どのような意味だったのかを問いかけたけれど、
「なんとなくです、気配りができそうだからかな」
と、猫みたいにうっすらと口角を上げて、微笑んでいるのが真顔なのか微妙な表情をして返されるだけだった。
ほのかちゃんはというと、私がすっ飛んできたことに申し訳なさを感じきっていたみたいだった。
「なんか、本当にすみません……。私があまりうまく対処できないばっかりに、さきさんまで面倒をかけることになってしまって」
彼女は、礼儀正しく、何度も私にお辞儀をしてくる。
「いえいえ、そんな! もともと休日で、やることがあったとすれば、ひだかさんと映画に行こうかって話をしてたくいらいで。何にせよお互いこの場にいますし」
そう言ったのだけれど、「いやいや申し訳ないので」と言い、朝ごはんを作り始めた。
白を中心にデザインされたキッチンには、出方が10種類近くありそうな蛇口、IHの3口コンロ、3人分くらい同時に立てそうなキッチンカウンター。
ここまで広々していると私なら掃除するだけで疲れてしまいそうだけれど、ぶら下がる鍋や調理道具、食材などが綺麗に並べられていて、ほこりひとつついていないようだった。
「家、ほんとに綺麗にしてますね」
「えと、昼の間はお手伝いさんが来てくれるので」
ああ、ええと、とほのかちゃんは目線をあちこちに飛び散らせる。
「全部お手伝いさんのおかげです。わたしは全然何もしてないです」
彼女は手を横にブンブン振って、否定する。そのままの手で、たまごサンドをつくる準備をはじめた。
お湯を一杯にした鍋、沸騰したお湯。
たまごを6つ、落としていく。たまごたちは沈んで、お湯から立ち上ってくる泡を受け続けていた。

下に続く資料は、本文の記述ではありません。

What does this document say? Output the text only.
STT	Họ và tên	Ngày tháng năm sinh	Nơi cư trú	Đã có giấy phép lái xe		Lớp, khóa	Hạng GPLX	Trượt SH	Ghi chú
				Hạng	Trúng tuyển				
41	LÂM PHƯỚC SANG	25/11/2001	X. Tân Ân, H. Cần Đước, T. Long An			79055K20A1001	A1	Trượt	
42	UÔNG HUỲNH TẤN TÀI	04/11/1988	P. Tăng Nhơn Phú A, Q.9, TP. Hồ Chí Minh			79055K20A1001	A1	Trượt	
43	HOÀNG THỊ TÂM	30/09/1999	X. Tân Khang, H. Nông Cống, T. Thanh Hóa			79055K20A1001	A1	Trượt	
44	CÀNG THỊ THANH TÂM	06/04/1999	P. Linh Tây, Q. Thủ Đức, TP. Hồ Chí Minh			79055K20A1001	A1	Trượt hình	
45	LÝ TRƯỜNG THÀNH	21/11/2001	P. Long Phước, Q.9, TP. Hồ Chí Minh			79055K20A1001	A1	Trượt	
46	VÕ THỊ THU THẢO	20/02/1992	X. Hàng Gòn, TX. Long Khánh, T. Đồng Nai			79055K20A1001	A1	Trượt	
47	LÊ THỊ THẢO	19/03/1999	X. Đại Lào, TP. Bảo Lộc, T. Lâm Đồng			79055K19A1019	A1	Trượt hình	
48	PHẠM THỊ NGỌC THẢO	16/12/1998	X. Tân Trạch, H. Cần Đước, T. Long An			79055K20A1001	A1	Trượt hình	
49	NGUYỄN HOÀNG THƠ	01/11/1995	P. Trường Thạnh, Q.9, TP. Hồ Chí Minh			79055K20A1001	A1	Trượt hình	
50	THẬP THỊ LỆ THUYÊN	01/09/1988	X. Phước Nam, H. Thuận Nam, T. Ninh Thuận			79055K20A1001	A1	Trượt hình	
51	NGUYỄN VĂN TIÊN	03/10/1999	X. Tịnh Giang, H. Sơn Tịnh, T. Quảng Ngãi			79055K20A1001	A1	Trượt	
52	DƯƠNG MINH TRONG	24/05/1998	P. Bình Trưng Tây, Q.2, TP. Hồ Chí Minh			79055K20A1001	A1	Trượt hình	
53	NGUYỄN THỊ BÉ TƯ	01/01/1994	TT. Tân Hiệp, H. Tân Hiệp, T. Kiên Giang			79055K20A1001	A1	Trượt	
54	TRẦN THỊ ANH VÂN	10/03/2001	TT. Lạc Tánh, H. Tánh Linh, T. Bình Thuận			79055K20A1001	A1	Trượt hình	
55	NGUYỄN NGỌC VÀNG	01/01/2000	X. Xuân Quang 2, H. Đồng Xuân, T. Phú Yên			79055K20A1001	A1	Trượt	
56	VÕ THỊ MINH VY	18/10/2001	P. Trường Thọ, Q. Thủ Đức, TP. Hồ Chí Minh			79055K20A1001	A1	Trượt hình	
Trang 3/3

立ち上る湯気は、巨大な窓から差し込んでくる光を浴びて、きらきらと輝いていた。休日もせわしない、東京の朝の光。
たまごをゆでている間に、ほのかちゃんは手際よく食パンを半分に切っていく。
「私も手伝いますよ」
「ええ、いいんですか」
私は、こつこつ、とまな板の近くでたまごを打ち付けた。
このキッチンはつるつるな人工大理石でできているから強度があって、私の家のローテーブルとは大違い。たまごはすぐに割れて、剝き始めることができた。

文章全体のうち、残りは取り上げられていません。